Dad had an instinctive talent for making and losing money in massive quantities. Money really didn't matter. Making it was really just an unexpected consequence, and losing it done in a very off-handed, absent minded professor kind of way.
He loved to work. He was an idea man and his life was driven by the need to explain the thoughts in his head until they were realized by the world around him, and was, as a result, responsible for a few substantial shifts. Once he had seen his industry grab the idea...
New idea...
New industry...
New challenge...
New life for everyone around him. Usually meant new financial situation, new house, new town, new school...
Following the dream. Larry the nomad.
At the end of his life my father was battling a debilitating illness, feeling, physically, at most times, as if he were suffocating. This did not stop him from dreaming. He was working on marketing an exciting new technology to the entertainment industry. He worked on this project for the last 6 years of his life, the longest amount of time he had ever devoted to any one idea.
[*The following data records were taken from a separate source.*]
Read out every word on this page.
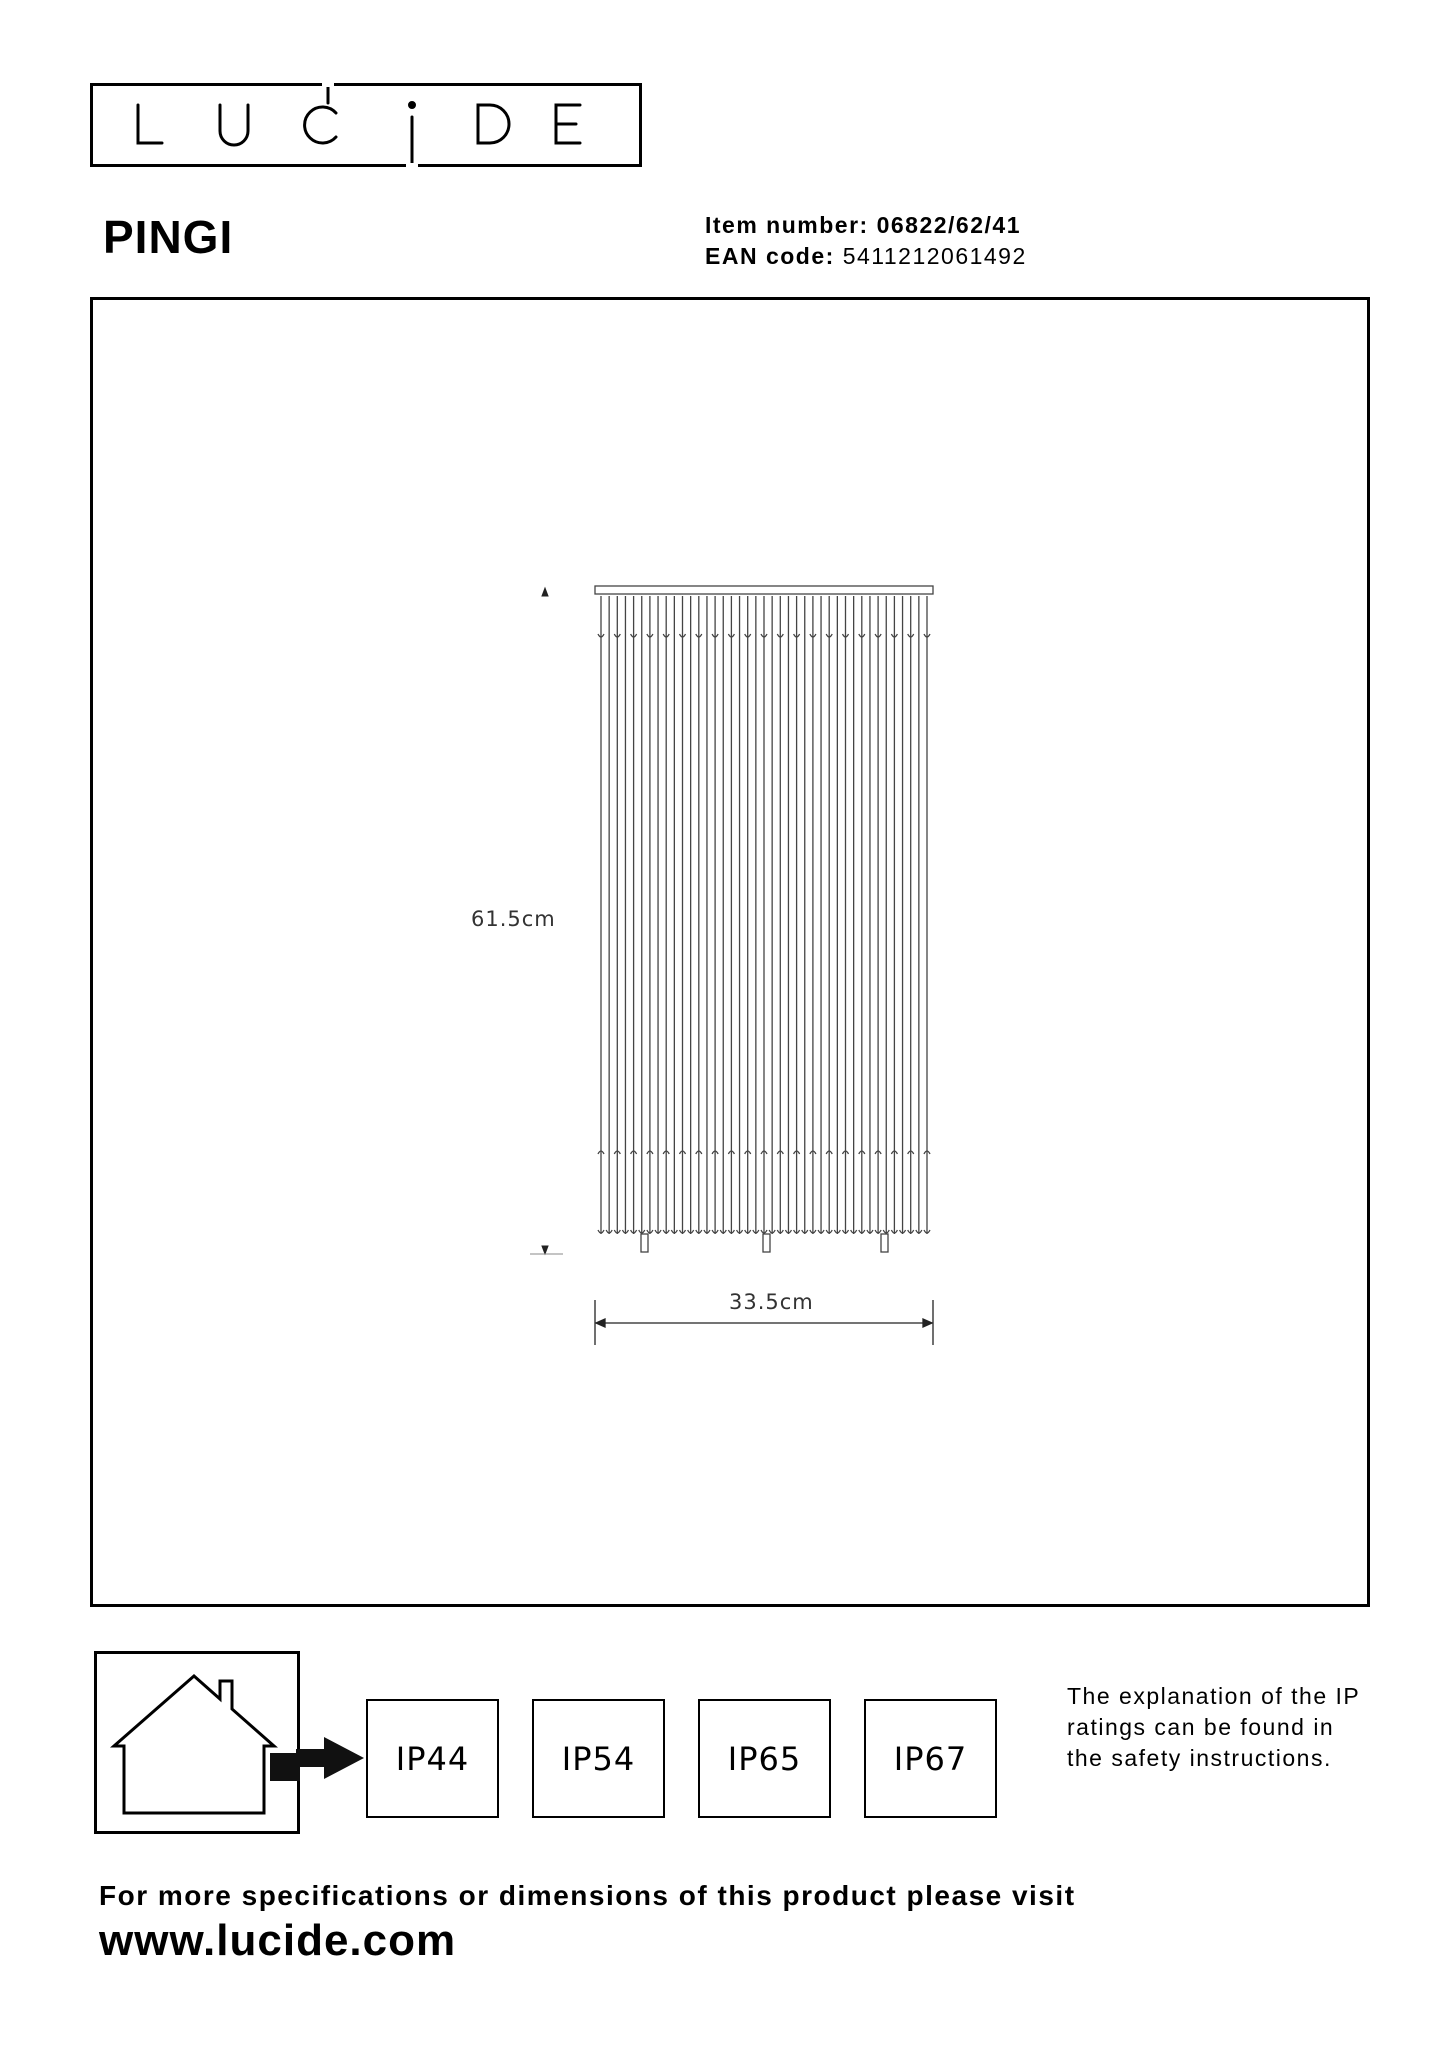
PINGI	Item number: 06822/62/41
EAN code: 5411212061492
61.5cm
33.5cm
IP44	IP54	IP65	IP67
The explanation of the IP ratings can be found in the safety instructions.
For more specifications or dimensions of this product please visit
www.lucide.com
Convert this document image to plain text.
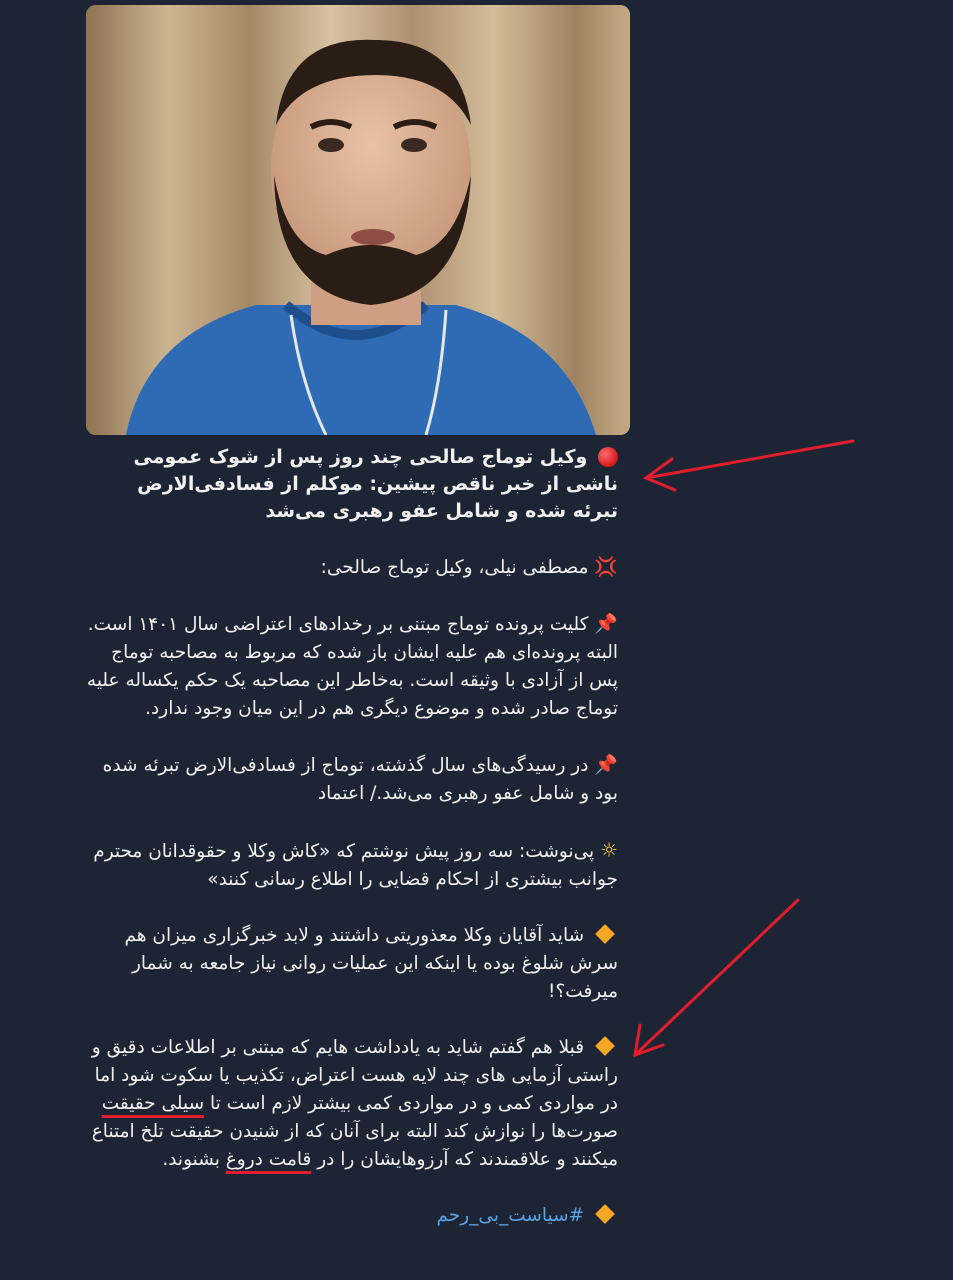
وکیل توماج صالحی چند روز پس از شوک عمومی ناشی از خبر ناقص پیشین: موکلم از فسادفی‌الارض تبرئه شده و شامل عفو رهبری می‌شد

💢 مصطفی نیلی، وکیل توماج صالحی:

📌 کلیت پرونده توماج مبتنی بر رخدادهای اعتراضی سال ۱۴۰۱ است. البته پرونده‌ای هم علیه ایشان باز شده که مربوط به مصاحبه توماج پس از آزادی با وثیقه است. به‌خاطر این مصاحبه یک حکم یکساله علیه توماج صادر شده و موضوع دیگری هم در این میان وجود ندارد.

📌 در رسیدگی‌های سال گذشته، توماج از فسادفی‌الارض تبرئه شده بود و شامل عفو رهبری می‌شد./ اعتماد

☼ پی‌نوشت: سه روز پیش نوشتم که «کاش وکلا و حقوقدانان محترم جوانب بیشتری از احکام قضایی را اطلاع رسانی کنند»

شاید آقایان وکلا معذوریتی داشتند و لابد خبرگزاری میزان هم سرش شلوغ بوده یا اینکه این عملیات روانی نیاز جامعه به شمار میرفت؟!

قبلا هم گفتم شاید به یادداشت هایم که مبتنی بر اطلاعات دقیق و راستی آزمایی های چند لایه هست اعتراض، تکذیب یا سکوت شود اما در مواردی کمی و در مواردی کمی بیشتر لازم است تا سیلی حقیقت صورت‌ها را نوازش کند البته برای آنان که از شنیدن حقیقت تلخ امتناع میکنند و علاقمندند که آرزوهایشان را در قامت دروغ بشنوند.

#سیاست_بی_رحم
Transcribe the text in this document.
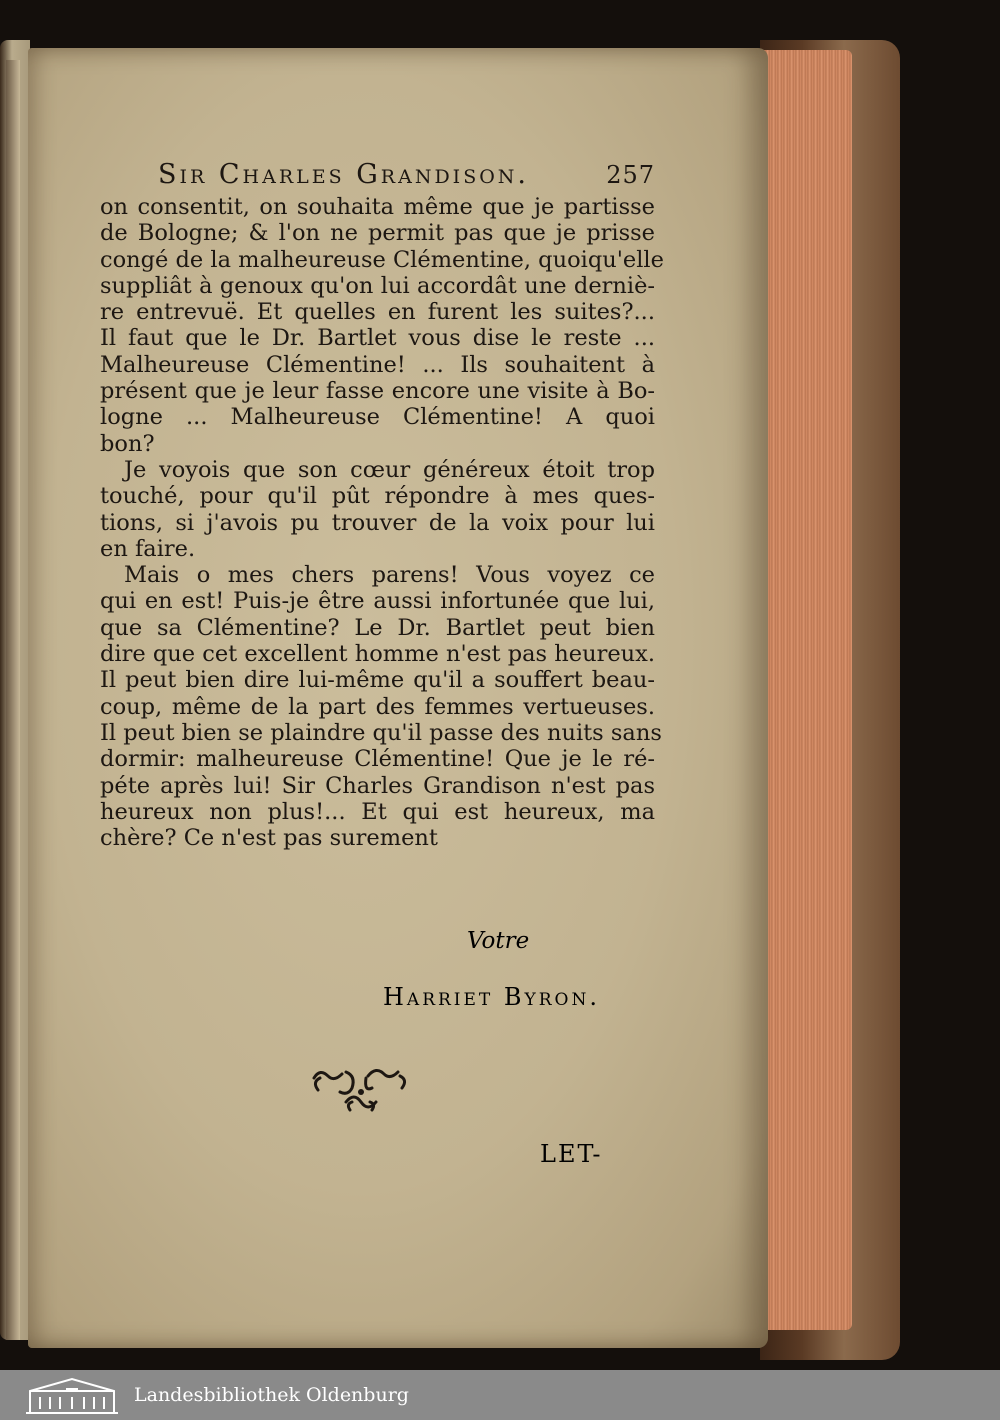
Sir Charles Grandison.	257
on consentit, on souhaita même que je partisse
de Bologne; & l'on ne permit pas que je prisse
congé de la malheureuse Clémentine, quoiqu'elle
suppliât à genoux qu'on lui accordât une derniè-
re entrevuë. Et quelles en furent les suites?...
Il faut que le Dr. Bartlet vous dise le reste ...
Malheureuse Clémentine! ... Ils souhaitent à
présent que je leur fasse encore une visite à Bo-
logne ... Malheureuse Clémentine! A quoi
bon?
Je voyois que son cœur généreux étoit trop
touché, pour qu'il pût répondre à mes ques-
tions, si j'avois pu trouver de la voix pour lui
en faire.
Mais o mes chers parens! Vous voyez ce
qui en est! Puis-je être aussi infortunée que lui,
que sa Clémentine? Le Dr. Bartlet peut bien
dire que cet excellent homme n'est pas heureux.
Il peut bien dire lui-même qu'il a souffert beau-
coup, même de la part des femmes vertueuses.
Il peut bien se plaindre qu'il passe des nuits sans
dormir: malheureuse Clémentine! Que je le ré-
péte après lui! Sir Charles Grandison n'est pas
heureux non plus!... Et qui est heureux, ma
chère? Ce n'est pas surement
Votre
Harriet Byron.
LET-
Landesbibliothek Oldenburg
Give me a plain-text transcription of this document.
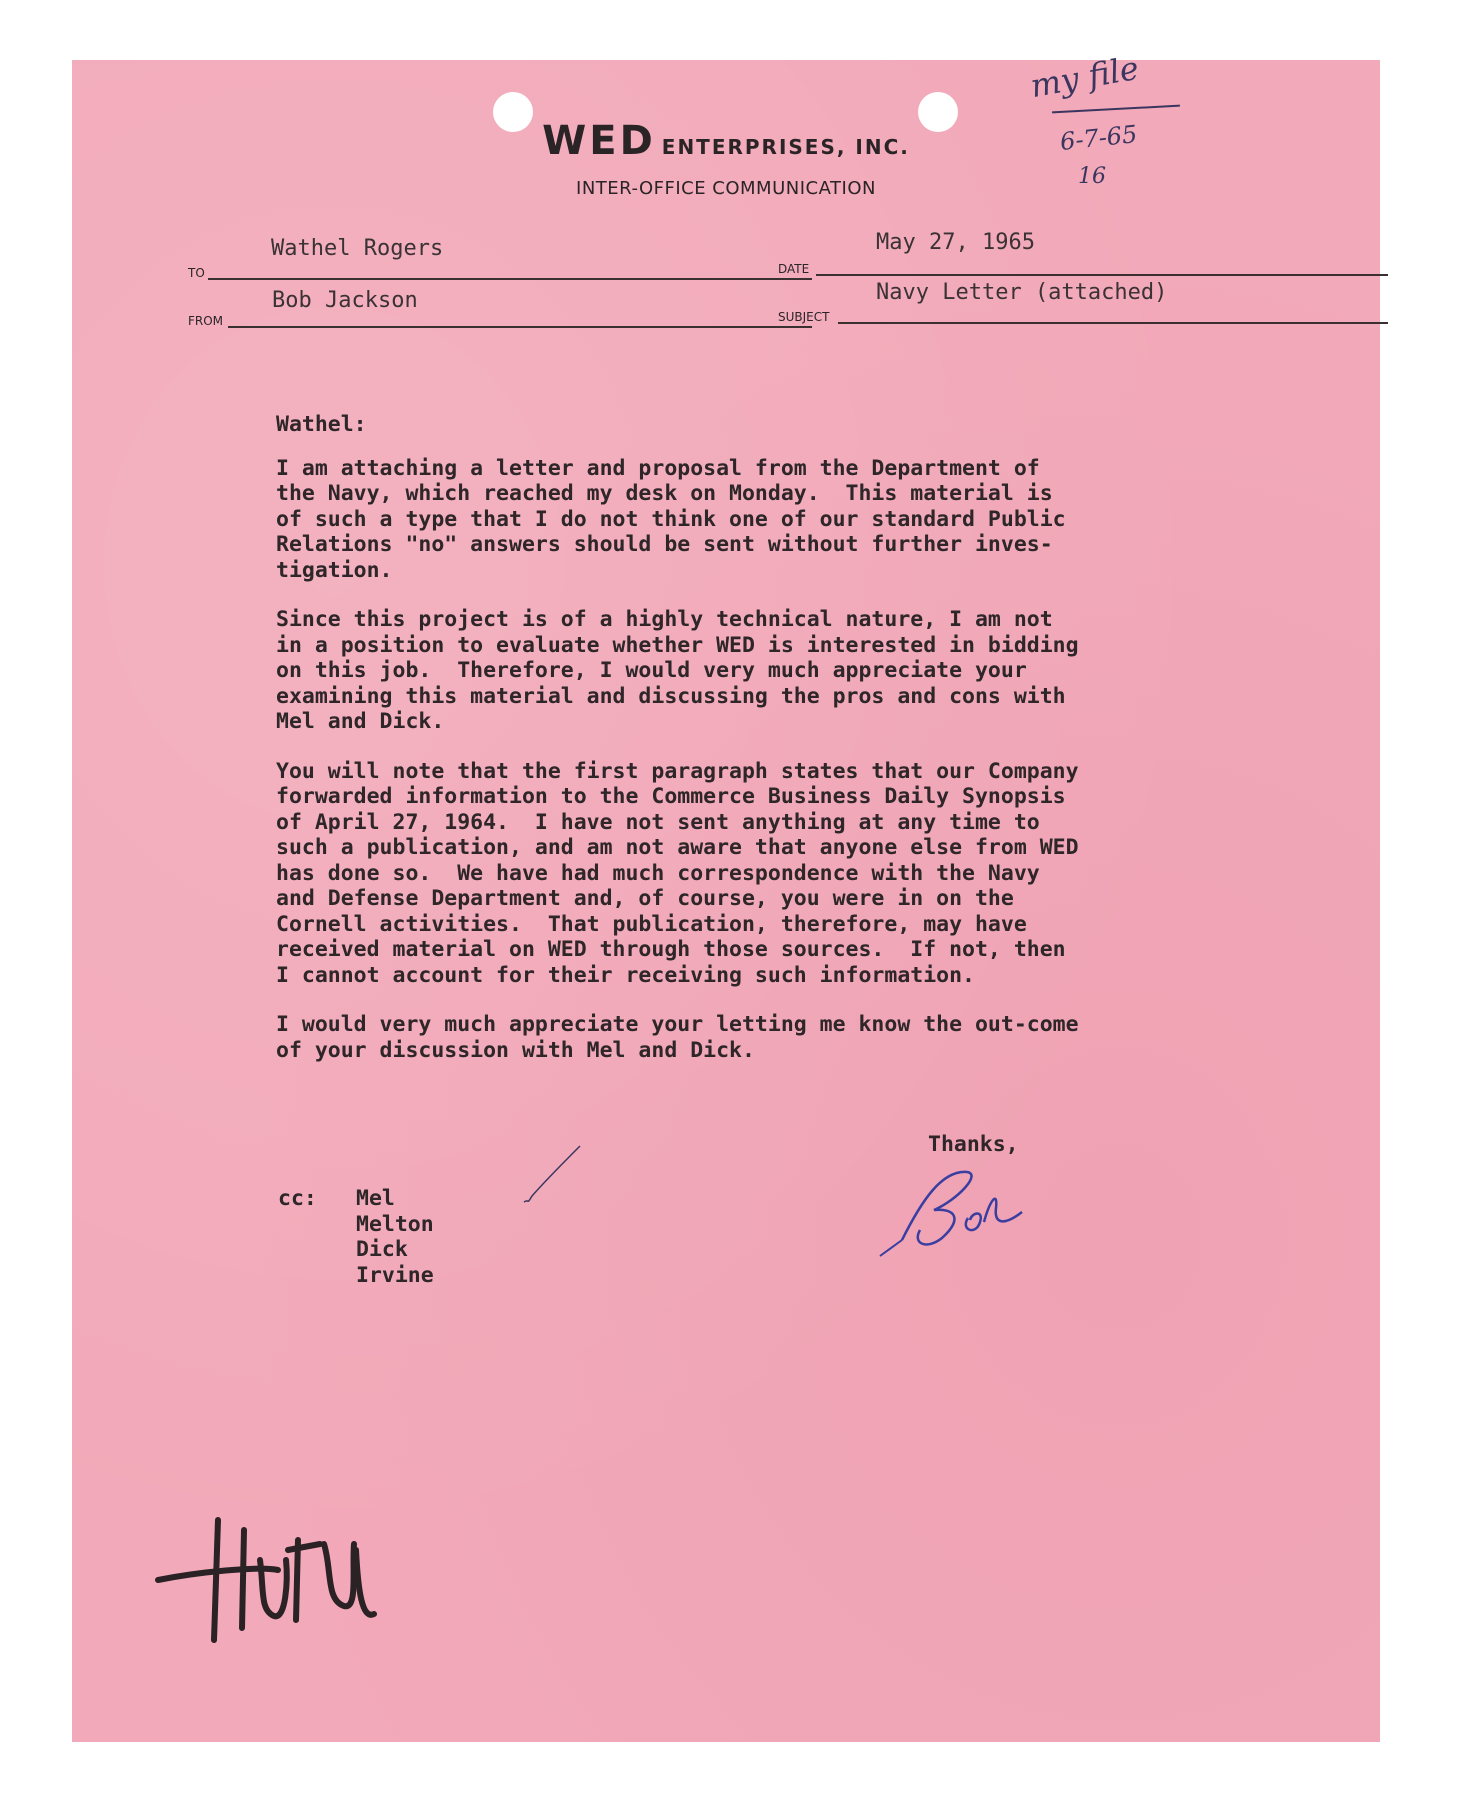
WED ENTERPRISES, INC.
INTER-OFFICE COMMUNICATION
TO
Wathel Rogers
DATE
May 27, 1965
FROM
Bob Jackson
SUBJECT
Navy Letter (attached)
my file
6-7-65
16
Wathel:
I am attaching a letter and proposal from the Department of
the Navy, which reached my desk on Monday.  This material is
of such a type that I do not think one of our standard Public
Relations "no" answers should be sent without further inves-
tigation.
Since this project is of a highly technical nature, I am not
in a position to evaluate whether WED is interested in bidding
on this job.  Therefore, I would very much appreciate your
examining this material and discussing the pros and cons with
Mel and Dick.
You will note that the first paragraph states that our Company
forwarded information to the Commerce Business Daily Synopsis
of April 27, 1964.  I have not sent anything at any time to
such a publication, and am not aware that anyone else from WED
has done so.  We have had much correspondence with the Navy
and Defense Department and, of course, you were in on the
Cornell activities.  That publication, therefore, may have
received material on WED through those sources.  If not, then
I cannot account for their receiving such information.
I would very much appreciate your letting me know the out-come
of your discussion with Mel and Dick.
Thanks,
cc: Mel Melton
Dick Irvine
...there's no context here...
My father was penniless. He was dying. He needed a $300,000 lung transplant. He had no insurance. His social security payments were so high from all the money he made and lost in the past, that the state insurance he received for being disabled demanded an 85% monthly deductible leaving him with $450 dollars to pay for 6 essential prescriptions not covered by the government that totaled $1,400/month. I paid his rent and eventually moved him into my studio where he slept on an air mattress for 4 months on oxygen 24 hours a day. He went to the doctor's for a check up, was put in the hospital, and sat there for 4 months until he died Christmas morning. On the 17th of December he made a meeting to consult on a university business curriculum half way across the state for "after the holidays." He just never quit.
Back to the exciting technology. He had a partner pull the rug out from under him. They had a deal with major revenue potential. Transplant money potential but we never really spoke of that. The bids were in and his partner got greedy, substituting his own inflated pricing plan without consulting my father or his other partner. They were made to look like greedy fools - and there was no way to charm his way back into the deal. The partner said..."Sorry."
We were sitting at a yuppie filled restaurant waiting for our bowls of oatmeal and he tried to tell me. He tried to tell me what happened but he couldn't - he ran out crying. He didn't want me to see it. He was humiliated. He felt embarrassed, he felt like a failure, he felt hopeless, he felt guilty for burdening me with any of it. He was terrified. I ran after him and hugged him, both of us weeping. I knew at that moment that his life was over. He didn't give up - tried to resurrect, tried to launch something new. But I knew the transplant money was gone. And I think, at that moment, he knew it too. It was the only time I ever saw him cry. I was 28. It was a year before he died but the moment we said goodbye...and we never really said it.